I Analyzed 1,500 “Pizza” Mentions in the Epstein Files. Here’s What I Found.

I Analyzed 1,500 “Pizza” Mentions in the Epstein Files. Here’s What I Found.

Mother Jones illustration; Getty; Palm Beach County Sheriff's Office/ZUMA

Mother Jones illustration; Getty; Palm Beach County Sheriff's Office/ZUMA

Less than two months before his arrest on sex-trafficking charges in 2019, Jeffrey Epstein was on top of the world—at least going by his iMessages.

Over the course of three days in May, he fired off more than 60 texts to his powerful besties. A self-appointed expert on any topic, Epstein sparred with a cocky Steve Bannon over Trump’s first-term trade war with China and discussed Bannon’s recent trip to Norway.

For reasons we’ll perhaps never know—Bannon didn’t get back to me—their banter turned to the political leanings of a mass killer.

“Did you tell Norwegians that the child murderer was a lefty radical?” Epstein asked Bannon—presumably a reference to Anders Breivik, the far-right extremist who killed 77 people in the country in 2011, most of them teenagers. “Yes yes yes,” Bannon replied. “Went over well!!!”

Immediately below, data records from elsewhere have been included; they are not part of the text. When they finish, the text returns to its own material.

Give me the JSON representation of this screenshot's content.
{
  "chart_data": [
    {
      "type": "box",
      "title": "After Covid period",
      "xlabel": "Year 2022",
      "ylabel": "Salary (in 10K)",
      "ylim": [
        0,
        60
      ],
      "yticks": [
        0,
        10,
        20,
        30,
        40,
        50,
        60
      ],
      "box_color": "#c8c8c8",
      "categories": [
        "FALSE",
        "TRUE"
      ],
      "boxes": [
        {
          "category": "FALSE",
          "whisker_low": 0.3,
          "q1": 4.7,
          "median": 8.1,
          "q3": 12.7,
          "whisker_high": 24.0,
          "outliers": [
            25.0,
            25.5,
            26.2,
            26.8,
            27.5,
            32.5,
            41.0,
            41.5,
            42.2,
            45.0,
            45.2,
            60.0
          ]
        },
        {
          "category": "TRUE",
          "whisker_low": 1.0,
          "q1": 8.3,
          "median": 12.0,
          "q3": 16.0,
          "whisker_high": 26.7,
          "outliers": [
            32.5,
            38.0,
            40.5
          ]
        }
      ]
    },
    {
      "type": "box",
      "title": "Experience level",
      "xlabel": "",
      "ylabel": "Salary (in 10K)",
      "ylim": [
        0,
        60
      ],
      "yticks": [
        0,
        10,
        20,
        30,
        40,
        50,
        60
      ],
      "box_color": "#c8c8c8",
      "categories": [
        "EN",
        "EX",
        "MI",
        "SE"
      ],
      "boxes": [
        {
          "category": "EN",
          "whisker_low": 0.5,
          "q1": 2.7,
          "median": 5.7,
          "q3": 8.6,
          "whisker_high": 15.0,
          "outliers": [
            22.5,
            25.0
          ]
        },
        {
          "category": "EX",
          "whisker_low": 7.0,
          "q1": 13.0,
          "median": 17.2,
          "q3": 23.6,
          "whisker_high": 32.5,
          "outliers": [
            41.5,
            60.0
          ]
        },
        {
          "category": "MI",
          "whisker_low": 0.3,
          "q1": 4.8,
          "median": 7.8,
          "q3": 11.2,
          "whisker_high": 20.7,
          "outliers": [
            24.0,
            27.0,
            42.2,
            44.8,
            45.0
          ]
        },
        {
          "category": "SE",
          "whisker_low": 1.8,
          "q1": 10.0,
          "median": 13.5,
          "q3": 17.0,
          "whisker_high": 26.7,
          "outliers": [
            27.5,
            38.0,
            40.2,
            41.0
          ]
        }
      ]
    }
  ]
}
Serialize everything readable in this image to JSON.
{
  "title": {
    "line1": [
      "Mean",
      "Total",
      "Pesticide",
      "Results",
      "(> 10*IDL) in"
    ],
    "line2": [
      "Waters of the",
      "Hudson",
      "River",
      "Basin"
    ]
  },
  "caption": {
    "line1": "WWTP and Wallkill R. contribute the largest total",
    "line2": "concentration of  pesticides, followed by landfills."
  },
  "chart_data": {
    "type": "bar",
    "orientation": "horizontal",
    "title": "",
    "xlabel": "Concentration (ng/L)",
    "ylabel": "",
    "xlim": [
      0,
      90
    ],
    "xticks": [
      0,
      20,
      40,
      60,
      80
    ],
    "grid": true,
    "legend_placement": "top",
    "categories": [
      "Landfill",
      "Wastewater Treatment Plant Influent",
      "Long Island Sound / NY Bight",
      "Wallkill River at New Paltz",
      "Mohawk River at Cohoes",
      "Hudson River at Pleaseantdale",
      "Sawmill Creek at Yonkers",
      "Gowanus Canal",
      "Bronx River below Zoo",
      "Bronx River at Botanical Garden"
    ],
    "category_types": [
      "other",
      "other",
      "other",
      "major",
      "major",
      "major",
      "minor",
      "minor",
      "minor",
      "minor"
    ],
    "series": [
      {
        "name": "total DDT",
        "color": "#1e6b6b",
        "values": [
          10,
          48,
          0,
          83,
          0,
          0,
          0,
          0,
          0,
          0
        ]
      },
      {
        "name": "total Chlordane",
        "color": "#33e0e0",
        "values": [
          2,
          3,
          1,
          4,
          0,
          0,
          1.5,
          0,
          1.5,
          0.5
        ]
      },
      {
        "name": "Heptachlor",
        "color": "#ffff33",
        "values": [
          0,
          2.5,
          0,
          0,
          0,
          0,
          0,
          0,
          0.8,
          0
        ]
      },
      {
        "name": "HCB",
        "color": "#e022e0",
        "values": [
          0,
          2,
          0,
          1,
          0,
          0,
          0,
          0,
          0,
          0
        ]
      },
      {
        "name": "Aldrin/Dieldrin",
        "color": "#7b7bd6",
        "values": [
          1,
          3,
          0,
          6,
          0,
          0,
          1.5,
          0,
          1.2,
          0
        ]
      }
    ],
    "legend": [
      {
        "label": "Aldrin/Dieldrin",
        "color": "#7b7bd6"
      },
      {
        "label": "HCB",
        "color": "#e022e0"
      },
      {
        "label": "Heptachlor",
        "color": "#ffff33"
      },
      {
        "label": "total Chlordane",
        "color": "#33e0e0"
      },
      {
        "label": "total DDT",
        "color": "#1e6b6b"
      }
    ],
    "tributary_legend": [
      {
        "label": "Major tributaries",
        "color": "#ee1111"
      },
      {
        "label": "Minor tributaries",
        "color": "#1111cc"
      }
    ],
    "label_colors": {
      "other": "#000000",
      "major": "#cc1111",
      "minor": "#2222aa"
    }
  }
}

Epstein noted the killer “gave a Nazi salute” and claimed he’d also made an antisemitic crack comparing Jews and pizza: “The pizza doesn’t scream when you throw it in the oven.”

This joke, if you can call it that, isn’t about pizza, not really. But it is one of nearly 1,500 mentions of “pizza”—literal, figurative, or just plain strange—across more than 10,600 pages culled from the Epstein files that are breathing new life to an old conspiracy. Internet sleuths have seized on the appearance of the word “pizza” in the files as code for children, just as they did during Pizzagate, the thoroughly debunked conspiracy theory that spun the WikiLeaks release of Hillary Clinton aide John Podesta’s emails into false claims that Democrats ran a child-sex ring out of Comet Ping Pong, a Washington, DC, pizzeria. The use of “cheese pizza” in those emails was first suggested by a 4chan user to be coded language for “C.P.” or “child porn,” while “pizza” itself was used to mean girls, alongside other supposed shorthand terms tied to pedophilia.

“What the fuck is pizza? How far does this go? How come this never got released before? What is happening?”

This has convinced some readers of the Epstein files that Pizzagate was “right this whole time” and that Epstein was involved. Tucker Carlson tweeted that “it looks like Pizzagate is basically real.” Talking about the Epstein files, the world’s biggest podcaster, Joe Rogan, complained: “What the fuck is pizza? How far does this go? How come this never got released before? What is happening?”